Singaporeans have hardly recovered from the shocking Temasek's colossal loss from its sale of Bank of America shares and are now presented with another no less shocking loss of between 500 million pounds sterling (S$1.2 billion) and 600 million pounds sterling in the sale of its stake in British banking giant Barclays. And a so-called Temasek's spokesman had the cheek to say that they "don't comment on unsourced reports." Such arrogance of Temasek's staff is a sad reflection of the superciliousness of its top management in dealing with the public and the chief executive officer is not without fault. It is amazing that such colonial-minded attitude still exists in Temasek.
Straits Times has performed a chivalrous service to the Singapore public by exposing this gross financial mismanagement by Temasek. By all indications, if not for the Straits Times exposure, Temasek will in all probability be keeping this colossal financial loss under wrap, hoping in this way to escape the wrath of the public. So much for the integrity and transparency of Temasek's honcho. Now that this financial mess is public knowledge, will the public let this pass without any uproar or will it take the Temasek's management to task for this gross financial mismanagement?
There were all kinds of speculations by financial analysts and fund managers on Temasek's sale of its Barclays stake at a colossal loss but not an iota of explanation from the so-called upfront Tamesak about its financial fiasco in Barclays. It has the impudence to suggest that news reports on this sensitive subject do not reflect Temasek's policy and that the public should independently ascertain the veracity of these reports before contemplating any action. Is this all the expanation that Temasek could give and is this its manifestation of transparency?

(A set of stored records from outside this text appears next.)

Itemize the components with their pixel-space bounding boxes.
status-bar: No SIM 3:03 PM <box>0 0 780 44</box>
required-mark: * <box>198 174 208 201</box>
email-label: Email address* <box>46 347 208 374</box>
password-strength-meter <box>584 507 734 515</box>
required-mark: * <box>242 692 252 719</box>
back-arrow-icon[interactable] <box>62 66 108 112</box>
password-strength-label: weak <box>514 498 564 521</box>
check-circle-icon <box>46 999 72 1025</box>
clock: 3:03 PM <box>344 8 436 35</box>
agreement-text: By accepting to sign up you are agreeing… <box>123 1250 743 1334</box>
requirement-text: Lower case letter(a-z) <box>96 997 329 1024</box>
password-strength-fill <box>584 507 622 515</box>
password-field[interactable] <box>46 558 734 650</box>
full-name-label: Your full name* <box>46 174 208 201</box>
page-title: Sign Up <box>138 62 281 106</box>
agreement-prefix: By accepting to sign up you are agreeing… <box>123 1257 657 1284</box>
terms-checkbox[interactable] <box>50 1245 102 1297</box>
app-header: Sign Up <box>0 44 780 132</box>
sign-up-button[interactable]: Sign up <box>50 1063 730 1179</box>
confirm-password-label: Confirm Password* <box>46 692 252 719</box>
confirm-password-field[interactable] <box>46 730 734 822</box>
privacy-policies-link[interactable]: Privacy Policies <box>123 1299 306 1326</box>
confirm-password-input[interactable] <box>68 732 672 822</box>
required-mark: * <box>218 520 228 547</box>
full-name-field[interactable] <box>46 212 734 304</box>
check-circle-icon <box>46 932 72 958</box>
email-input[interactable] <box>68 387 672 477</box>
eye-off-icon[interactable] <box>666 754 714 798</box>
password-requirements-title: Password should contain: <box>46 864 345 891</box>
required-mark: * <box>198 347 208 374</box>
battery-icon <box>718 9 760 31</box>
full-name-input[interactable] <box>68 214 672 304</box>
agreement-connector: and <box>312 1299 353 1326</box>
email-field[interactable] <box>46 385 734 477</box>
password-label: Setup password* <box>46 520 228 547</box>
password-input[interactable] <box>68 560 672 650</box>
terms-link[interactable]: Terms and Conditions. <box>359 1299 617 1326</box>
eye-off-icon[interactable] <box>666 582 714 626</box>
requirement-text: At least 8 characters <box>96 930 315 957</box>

A loss is a loss by whatever name and is a fact in this case arising out of Temasek's injudicious and ill-advised investment.
One thing is certain is that the ebullient Finance Minister Tharman Shanmugaratnam will, like a knight-errant, come to the rescue of the hubristic Temasek's management with his usual sophistry glossing over the flagrant financial loss and exaggerating the overall profits of Temasek. This is expected of him as a dutiful minister.
In this connection, Singapore can take a leaf out of the book of Japanese culture. The Japanese have such an excellent civil culture, which Singapore leaders try to emulate in certain aspects, that, in such a situation as the Temasek financial fiasco, the chairman or president of the corporation will publicly apologise to the public to seek their forgiveness. In serious cases, the honchos may even perform "hara kiri" (suicide by cutting open the abdomen) to atone for their mistakes. Can one imagine Ms Ho Ching apologising to the public or performing the hara kiri?
From the secretive way Temasek goes about its business, it would not be surprising if the latest financial fiasco may not be the final parting gift of the gracious Ms Ho Ching considering that October 1, the handover date, is still some time away.